18. In Raptakos Brett & Co. Ltd. v. Ganesh Property [(1998) 7 SCC 184] it was observed that the averments in the plaint as a whole have to be seen to find out whether clause (d) of Rule 11 of Order 7 was applicable.
19. There cannot be any compartmentalisation, dissection, segregation and inversions of the language of various paragraphs in the plaint. If such a course is adopted it would run counter to the cardinal canon of interpretation according to which a pleading has to be read as a whole to ascertain its true import. It is not permissible to cull out a sentence or a passage and to read it out of the context in isolation. Although it is the substance and not merely the form that has to be looked into, the pleading has to be construed as it stands without addition or subtraction of words or change of its apparent grammatical sense. The intention of the party concerned is to be gathered primarily from the tenor and terms of his pleadings taken as a whole. At the same time it should be borne in mind that no pedantic approach should be adopted to defeat justice on hair-splitting technicalities.
20. Keeping in view the aforesaid principles the reliefs sought for in the suit as quoted supra have to be considered. The real object of Order 7 Rule 11 of the Code is to keep out of courts irresponsible law suits. Therefore, Order 10 of the Code is a tool in the hands of the courts by resorting to which and by searching examination of the party in case the court is prima facie of the view that the suit is an abuse of the process of the court in the sense that it is a bogus and irresponsible litigation, the jurisdiction under Order 7 Rule 11 of the Code can be exercised."
37. It is further settled law that limitation is a mix question of law and fact. The material on record does demonstrate the fact that the Advance Bank Guarantee were constantly renewed till 14.08.2016 which demonstrates that the parties decided to go ahead with the Contract, even though the Plaintiff had terminated the contract with the Government of Bihar 21.10.2013. Despite the contract being terminated, the Defendant kept the Advance Bank Guarantee alive, which is a fact that the negotiations were on.
38. The documents filed along with the Plaint also indicate that there were certain negotiations going on for installation of plant and the machinery at another site of the Plaintiff, which is demonstrated by the Letters dated 27.06.2018 and 18.10.2018, which is even after the Advance Bank Guarantee had stopped being renewed. This, in the opinion of this Court, does indicate that the parties were under negotiations at least till 18.10.2018 regarding the alternate places where the plants and machinery could be installed. The effect of these documents, as to whether it was only the one-sided correspondences or not will be all matters of proof in trial and cannot to be decided at the stage of Order VII Rule 11.

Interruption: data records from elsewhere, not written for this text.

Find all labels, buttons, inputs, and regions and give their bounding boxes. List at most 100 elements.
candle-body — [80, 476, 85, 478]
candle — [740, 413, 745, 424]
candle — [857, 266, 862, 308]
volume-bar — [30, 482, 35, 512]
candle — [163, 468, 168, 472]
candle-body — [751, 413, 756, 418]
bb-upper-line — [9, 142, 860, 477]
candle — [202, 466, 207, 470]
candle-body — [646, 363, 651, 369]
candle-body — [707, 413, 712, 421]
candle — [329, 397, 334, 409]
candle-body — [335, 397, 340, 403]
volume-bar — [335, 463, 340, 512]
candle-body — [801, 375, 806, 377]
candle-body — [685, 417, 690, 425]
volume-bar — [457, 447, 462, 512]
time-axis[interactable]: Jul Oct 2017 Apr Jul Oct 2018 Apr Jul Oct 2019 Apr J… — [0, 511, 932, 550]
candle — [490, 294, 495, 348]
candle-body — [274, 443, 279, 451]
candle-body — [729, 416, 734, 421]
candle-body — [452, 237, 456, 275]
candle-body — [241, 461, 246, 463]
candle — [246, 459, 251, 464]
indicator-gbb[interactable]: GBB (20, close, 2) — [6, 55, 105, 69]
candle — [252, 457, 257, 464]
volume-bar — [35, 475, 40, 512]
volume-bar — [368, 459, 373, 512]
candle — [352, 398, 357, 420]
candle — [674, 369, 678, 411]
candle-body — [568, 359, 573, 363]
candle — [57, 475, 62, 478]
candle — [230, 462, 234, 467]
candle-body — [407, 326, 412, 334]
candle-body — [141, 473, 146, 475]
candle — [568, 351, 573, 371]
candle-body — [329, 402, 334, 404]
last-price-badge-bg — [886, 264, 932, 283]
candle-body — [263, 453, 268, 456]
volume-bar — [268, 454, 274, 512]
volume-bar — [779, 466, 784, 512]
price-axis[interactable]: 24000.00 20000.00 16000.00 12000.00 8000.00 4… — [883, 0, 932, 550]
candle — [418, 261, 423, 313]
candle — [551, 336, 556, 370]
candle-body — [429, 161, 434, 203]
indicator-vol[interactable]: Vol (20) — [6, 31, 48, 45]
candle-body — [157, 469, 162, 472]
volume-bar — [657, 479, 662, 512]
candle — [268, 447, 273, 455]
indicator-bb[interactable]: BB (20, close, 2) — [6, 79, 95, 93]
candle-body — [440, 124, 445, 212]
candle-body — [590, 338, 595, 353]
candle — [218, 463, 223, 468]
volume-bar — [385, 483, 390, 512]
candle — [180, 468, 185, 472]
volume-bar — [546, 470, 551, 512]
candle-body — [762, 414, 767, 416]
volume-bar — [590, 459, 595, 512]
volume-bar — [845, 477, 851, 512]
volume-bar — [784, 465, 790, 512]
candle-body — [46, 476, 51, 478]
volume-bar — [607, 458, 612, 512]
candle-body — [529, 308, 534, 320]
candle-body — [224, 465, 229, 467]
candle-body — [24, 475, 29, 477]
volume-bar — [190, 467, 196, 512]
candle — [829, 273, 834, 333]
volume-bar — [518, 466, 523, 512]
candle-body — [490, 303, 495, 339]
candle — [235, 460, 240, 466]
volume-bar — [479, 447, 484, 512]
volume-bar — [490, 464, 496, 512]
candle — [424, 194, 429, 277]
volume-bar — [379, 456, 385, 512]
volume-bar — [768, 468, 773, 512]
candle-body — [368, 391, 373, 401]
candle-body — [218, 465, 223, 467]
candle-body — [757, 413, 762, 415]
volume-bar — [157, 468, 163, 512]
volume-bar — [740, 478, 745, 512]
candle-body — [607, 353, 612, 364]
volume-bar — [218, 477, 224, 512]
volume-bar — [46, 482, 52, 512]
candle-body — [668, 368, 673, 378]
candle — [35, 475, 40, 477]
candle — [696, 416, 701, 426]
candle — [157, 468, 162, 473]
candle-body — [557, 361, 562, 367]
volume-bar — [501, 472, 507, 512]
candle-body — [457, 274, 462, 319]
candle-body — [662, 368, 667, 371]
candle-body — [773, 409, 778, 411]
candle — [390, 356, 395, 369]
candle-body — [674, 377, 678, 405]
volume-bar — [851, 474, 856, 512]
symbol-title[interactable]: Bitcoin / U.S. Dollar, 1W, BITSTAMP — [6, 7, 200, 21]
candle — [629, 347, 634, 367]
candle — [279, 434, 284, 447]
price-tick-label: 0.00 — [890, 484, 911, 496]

39. As per the Plaint, the Contract was terminated by the Plaintiff against the Defendant only on 18.10.2018 and therefore, applying the law laid down in the Geo Miller (supra), limitation can be calculated only from the date when the contract was terminated. The effect of the said Letter dated 18.10.2018 as well as the issue as to whether the time for filing the instant Suit had already started running in the year 2014 or not, will all be decided in trial and not at this juncture.
40. Therefore, this Court is not inclined to accept the submissions advanced on behalf of the Defendant at this juncture.

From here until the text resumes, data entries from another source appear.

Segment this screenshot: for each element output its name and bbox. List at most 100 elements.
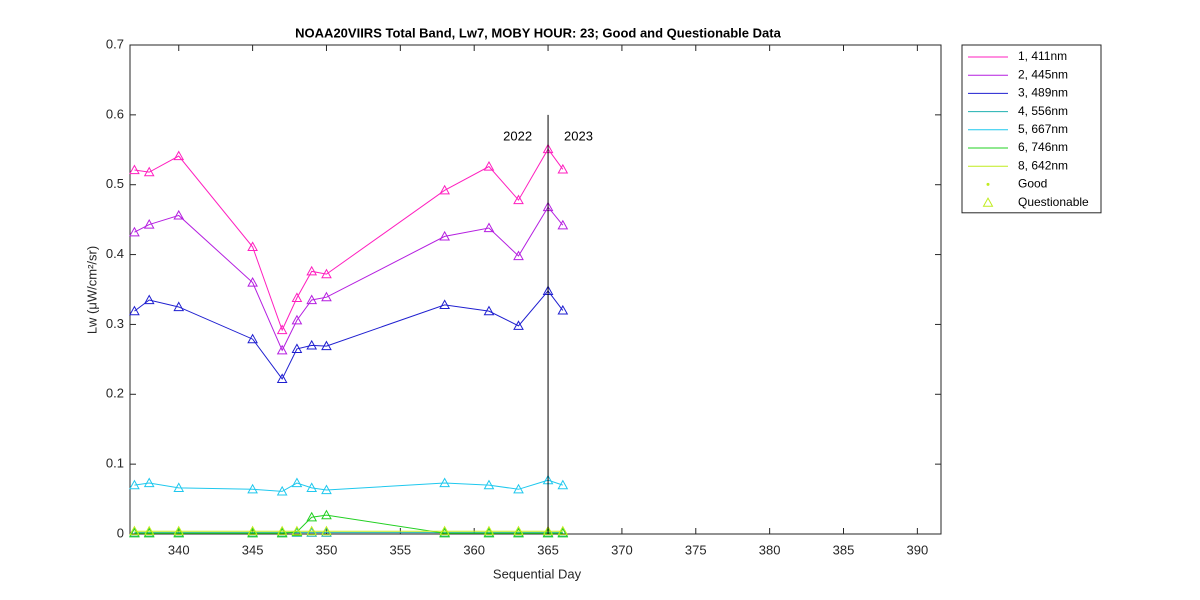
legend-label: 8, 642nm <box>1018 158 1068 172</box>
series-line <box>134 479 563 492</box>
data-point <box>483 525 495 536</box>
data-point <box>276 344 288 355</box>
plot-area <box>129 44 942 535</box>
x-tick-label: 385 <box>833 542 855 557</box>
data-point <box>276 373 288 384</box>
data-point <box>483 305 495 316</box>
data-point <box>306 294 318 305</box>
y-tick-label: 0.7 <box>106 36 124 51</box>
data-point <box>483 479 495 490</box>
data-point <box>143 219 155 229</box>
y-tick-label: 0.4 <box>106 246 124 261</box>
data-point <box>306 525 318 536</box>
data-point <box>291 525 303 536</box>
x-tick-label: 360 <box>463 542 485 557</box>
data-point <box>143 166 155 177</box>
data-point <box>173 301 185 312</box>
data-point <box>557 304 569 315</box>
x-tick-label: 370 <box>611 542 633 557</box>
data-point <box>513 483 524 494</box>
data-point <box>542 527 554 538</box>
x-tick-label: 380 <box>759 542 781 557</box>
data-point <box>321 509 332 520</box>
legend-marker <box>986 182 990 186</box>
data-point <box>143 294 155 305</box>
data-point <box>557 219 569 230</box>
data-point <box>247 241 258 251</box>
data-point <box>321 268 332 279</box>
data-point <box>276 324 288 335</box>
y-tick-label: 0.6 <box>106 106 124 121</box>
data-point <box>439 525 450 536</box>
data-point <box>306 265 318 276</box>
data-point <box>247 525 258 536</box>
data-point <box>247 333 258 344</box>
annotation: 2022 <box>503 128 532 143</box>
data-point <box>143 527 155 538</box>
data-point <box>321 340 332 351</box>
y-axis-label: Lw (μW/cm²/sr) <box>84 246 99 334</box>
x-tick-label: 340 <box>168 542 190 557</box>
series-line <box>134 206 564 352</box>
data-point <box>513 320 524 330</box>
data-point <box>129 305 140 316</box>
data-point <box>143 525 155 536</box>
x-axis-label: Sequential Day <box>493 566 582 581</box>
data-point <box>513 194 524 205</box>
y-tick-label: 0.3 <box>106 316 124 331</box>
data-point <box>439 299 450 309</box>
data-point <box>557 479 569 490</box>
x-tick-label: 350 <box>316 542 338 557</box>
data-point <box>129 525 140 536</box>
x-tick-label: 390 <box>907 542 929 557</box>
data-point <box>306 527 318 537</box>
legend-label: 5, 667nm <box>1018 122 1068 136</box>
data-point <box>173 150 185 161</box>
legend-label: 1, 411nm <box>1018 49 1067 63</box>
data-point <box>513 525 524 536</box>
data-point <box>173 482 185 492</box>
data-point <box>143 477 155 488</box>
data-point <box>291 292 303 302</box>
data-point <box>557 527 569 538</box>
x-tick-label: 365 <box>537 542 559 557</box>
data-point <box>276 525 288 536</box>
data-point <box>557 525 569 536</box>
data-point <box>247 276 258 287</box>
legend-label: Questionable <box>1018 195 1089 209</box>
data-point <box>129 527 140 538</box>
data-point <box>483 161 495 171</box>
data-point <box>291 314 303 325</box>
data-point <box>247 527 258 538</box>
x-tick-label: 345 <box>242 542 264 557</box>
data-point <box>439 527 450 538</box>
data-point <box>439 230 450 241</box>
data-point <box>247 483 258 494</box>
data-point <box>129 164 140 175</box>
legend-label: 4, 556nm <box>1018 104 1068 118</box>
data-point <box>306 511 318 522</box>
legend-label: 2, 445nm <box>1018 67 1068 81</box>
chart-title: NOAA20VIIRS Total Band, Lw7, MOBY HOUR: … <box>295 25 781 40</box>
y-tick-label: 0.1 <box>106 456 124 471</box>
data-point <box>557 163 569 174</box>
legend-box <box>961 44 1102 214</box>
series-line <box>134 514 563 534</box>
data-point <box>173 525 185 536</box>
data-point <box>291 477 303 488</box>
data-point <box>173 209 185 220</box>
data-point <box>173 527 185 538</box>
data-point <box>483 527 495 538</box>
legend-label: Good <box>1018 177 1047 191</box>
data-point <box>306 339 318 350</box>
data-point <box>542 525 554 536</box>
data-point <box>129 226 140 237</box>
data-point <box>513 527 524 538</box>
y-tick-label: 0 <box>117 525 124 540</box>
series-line <box>134 148 564 332</box>
legend-marker <box>982 197 994 207</box>
data-point <box>306 482 318 492</box>
data-point <box>276 527 288 538</box>
x-tick-label: 355 <box>389 542 411 557</box>
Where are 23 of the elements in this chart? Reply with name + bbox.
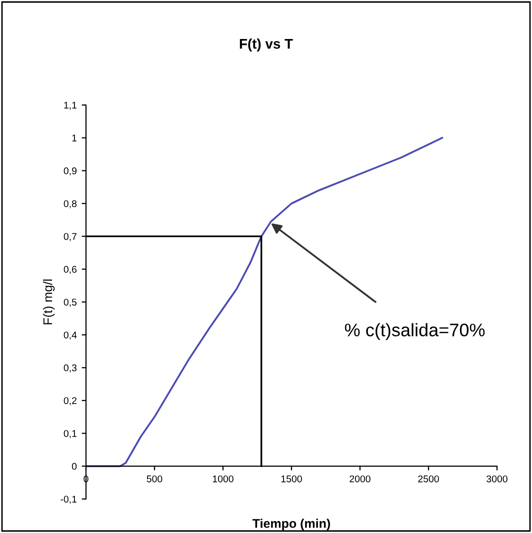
y-tick-label: 0,5: [64, 298, 77, 307]
x-tick-label: 500: [146, 475, 162, 482]
y-tick-label: 0,6: [64, 266, 77, 274]
y-axis-title: F(t) mg/l: [43, 280, 55, 324]
y-tick-label: 1,1: [64, 102, 76, 110]
y-tick-label: 0,1: [64, 430, 76, 438]
annotation: % c(t)salida=70%: [344, 323, 485, 340]
y-tick-label: 0: [72, 462, 77, 470]
x-tick-label: 1500: [281, 475, 302, 482]
chart-title: F(t) vs T: [240, 38, 293, 52]
y-tick-label: 0,8: [64, 200, 77, 208]
y-tick-label: 0,9: [64, 167, 77, 176]
x-tick-label: 2500: [418, 475, 439, 482]
y-tick-label: 1: [72, 134, 76, 142]
x-axis-title: Tiempo (min): [252, 518, 330, 530]
y-tick-label: 0,2: [64, 397, 76, 406]
x-tick-label: 2000: [350, 475, 370, 482]
y-tick-label: 0,7: [64, 233, 76, 242]
y-tick-label: 0,3: [64, 364, 77, 372]
x-tick-label: 1000: [212, 475, 234, 482]
y-tick-label: -0,1: [60, 496, 76, 504]
y-tick-label: 0,4: [64, 332, 77, 340]
x-tick-label: 3000: [486, 475, 508, 482]
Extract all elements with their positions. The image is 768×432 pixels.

41. However, it is made clear that all these issues will be dealt with at the stage of trial and that all the observations made in this Order are only limited to issue as to whether the Plaint should be rejected or not at this stage under Order VII Rule 11 of the CPC and are not a final conclusion on the issue of limitation, which would be decided in trial after considering all the material on record at the relevant time.
42. The present Application, accordingly, stands rejected.
CS(COMM) 717/2019
43. List on 11.05.2026 before the Joint Registrar.
44. List before the Court on 29.07.2026.